Et, qui sait, le plus difficile sans doute aura été (et demeure) de ne pouvoir ni se battre ni fuir, mais d’attendre, se barricader chez soi, passivement.

D’où sans doute certaines théories du complot – certaines plus farfelues que d’autres – mais qui doivent sans doute donner à certains un sentiment de retrouver du contrôle sur les événements, en identifiant un ennemi et contre lequel concentrer ses énergies et agir, en tentant de répandre la nouvelle même si mensongère, voir toxique…

Exercice et méditation

Ainsi, expirer plus longuement que l’expire activerait le parasympathique, dont le nerf vague. Continuer à faire de l’exercice physique, faire un peu de méditation, me permettent d’avancer, depuis 52 semaines, une à la fois.

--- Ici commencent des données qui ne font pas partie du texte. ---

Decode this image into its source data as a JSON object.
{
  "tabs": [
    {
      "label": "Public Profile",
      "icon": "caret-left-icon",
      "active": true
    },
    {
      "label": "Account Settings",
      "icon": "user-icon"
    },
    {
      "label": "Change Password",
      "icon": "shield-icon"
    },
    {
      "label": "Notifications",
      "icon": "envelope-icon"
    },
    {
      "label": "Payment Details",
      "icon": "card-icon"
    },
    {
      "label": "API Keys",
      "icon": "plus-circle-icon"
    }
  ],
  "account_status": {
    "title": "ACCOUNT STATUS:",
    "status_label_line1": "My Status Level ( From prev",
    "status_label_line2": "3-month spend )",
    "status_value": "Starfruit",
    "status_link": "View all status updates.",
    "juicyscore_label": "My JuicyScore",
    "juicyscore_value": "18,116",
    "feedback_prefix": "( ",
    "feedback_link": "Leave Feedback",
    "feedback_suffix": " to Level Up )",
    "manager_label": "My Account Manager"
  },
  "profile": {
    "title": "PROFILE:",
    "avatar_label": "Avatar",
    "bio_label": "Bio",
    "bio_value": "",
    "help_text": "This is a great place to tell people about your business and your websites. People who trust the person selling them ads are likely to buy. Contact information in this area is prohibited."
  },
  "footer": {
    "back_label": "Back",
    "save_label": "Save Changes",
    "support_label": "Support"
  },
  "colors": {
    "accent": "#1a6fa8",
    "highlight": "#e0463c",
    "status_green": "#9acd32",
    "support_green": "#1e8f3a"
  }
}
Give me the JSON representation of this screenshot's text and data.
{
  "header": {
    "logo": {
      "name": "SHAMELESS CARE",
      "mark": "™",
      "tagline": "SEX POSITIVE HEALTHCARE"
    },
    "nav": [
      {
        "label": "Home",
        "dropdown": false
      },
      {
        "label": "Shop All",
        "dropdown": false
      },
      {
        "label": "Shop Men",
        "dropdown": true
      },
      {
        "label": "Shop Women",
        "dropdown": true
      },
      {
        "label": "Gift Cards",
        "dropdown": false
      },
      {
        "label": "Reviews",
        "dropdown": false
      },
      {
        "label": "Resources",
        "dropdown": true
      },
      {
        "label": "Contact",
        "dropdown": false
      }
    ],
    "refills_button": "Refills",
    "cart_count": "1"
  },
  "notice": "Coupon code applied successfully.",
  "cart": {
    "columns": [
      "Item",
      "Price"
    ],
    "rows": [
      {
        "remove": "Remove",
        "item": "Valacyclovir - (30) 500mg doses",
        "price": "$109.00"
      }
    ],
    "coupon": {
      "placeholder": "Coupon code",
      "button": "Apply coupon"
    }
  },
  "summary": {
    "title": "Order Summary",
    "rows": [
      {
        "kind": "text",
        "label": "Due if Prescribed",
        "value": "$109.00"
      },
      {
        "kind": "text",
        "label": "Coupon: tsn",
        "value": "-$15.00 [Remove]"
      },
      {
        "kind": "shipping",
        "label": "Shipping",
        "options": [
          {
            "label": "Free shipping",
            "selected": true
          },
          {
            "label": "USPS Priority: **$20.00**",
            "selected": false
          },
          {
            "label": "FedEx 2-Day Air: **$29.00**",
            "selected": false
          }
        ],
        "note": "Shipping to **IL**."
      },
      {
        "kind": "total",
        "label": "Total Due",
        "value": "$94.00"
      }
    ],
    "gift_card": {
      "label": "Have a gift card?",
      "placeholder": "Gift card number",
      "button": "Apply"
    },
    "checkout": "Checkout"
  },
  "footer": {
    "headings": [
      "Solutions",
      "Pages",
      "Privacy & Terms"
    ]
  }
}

Et récemment, rédiger un article sur les différents vaccins pour comprendre et faire quelque chose pour évacuer cette frustration de devoir attendre, passivement sans contrôle, sans pouvoir ni se battre ou partir  —  sans parler du manque criant d’information dans la presse sur les différentes technologies vaccinales.

Et vous, que faisiez-vous le vendredi 13 mars 2020? Et que faites-vous depuis un an pour tenir le coup?